I sit with my Director Friend later. I tell her I am surprised to say I felt bad about making the Cheerleader cry; that she seemed really destroyed.

The Director smiles; “You didn’t see when she turned around.”

“See what?”

“As soon as her back was to the camera, she turned the water works off like a switch and laughed.”

And like a big sucker I fell for the Hollywood artifice. And that from the worst actress I’ve ever seen.
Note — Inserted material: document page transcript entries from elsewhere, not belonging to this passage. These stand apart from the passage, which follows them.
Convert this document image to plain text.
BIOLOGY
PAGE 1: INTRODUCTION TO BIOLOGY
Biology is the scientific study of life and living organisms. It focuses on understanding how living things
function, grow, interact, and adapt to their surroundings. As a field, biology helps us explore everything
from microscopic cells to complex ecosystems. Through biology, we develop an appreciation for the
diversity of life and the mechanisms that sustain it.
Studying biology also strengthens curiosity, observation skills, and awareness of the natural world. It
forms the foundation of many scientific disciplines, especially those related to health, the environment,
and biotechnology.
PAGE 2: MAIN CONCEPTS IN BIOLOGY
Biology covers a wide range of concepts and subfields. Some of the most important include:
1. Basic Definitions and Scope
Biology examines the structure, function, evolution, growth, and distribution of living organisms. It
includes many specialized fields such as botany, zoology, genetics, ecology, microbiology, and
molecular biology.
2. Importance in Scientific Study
The next day as I watched the dailies and listened to the recorded voice of the Cheerleader sharing about how the other girls were jealous that they could never be blonde like her; she has a blonde soul, it dawned on me I couldn’t have written a better John Hughes High School villainess if I tried. She was a comical manifestation of every cheerleader who had ever stolen my homework or tripped me in the hall. I was able to laugh at her, at all of them. I finally got the lesson: time to forgive the cheerleaders of my past; revenge is a dish best not served at all.

Besides, in this Hollywood world of mine even the cheerleaders want to be the underdogs. It’s Andie and Duckie that you love, not Blaine and the Richies. You want Molly Ringwald to get Jake Ryan because she’s not the cheerleader. You love Lloyd Dobbler because he’s a big loser just like you. And you know he’s got the biggest heart and is the most fun to be with.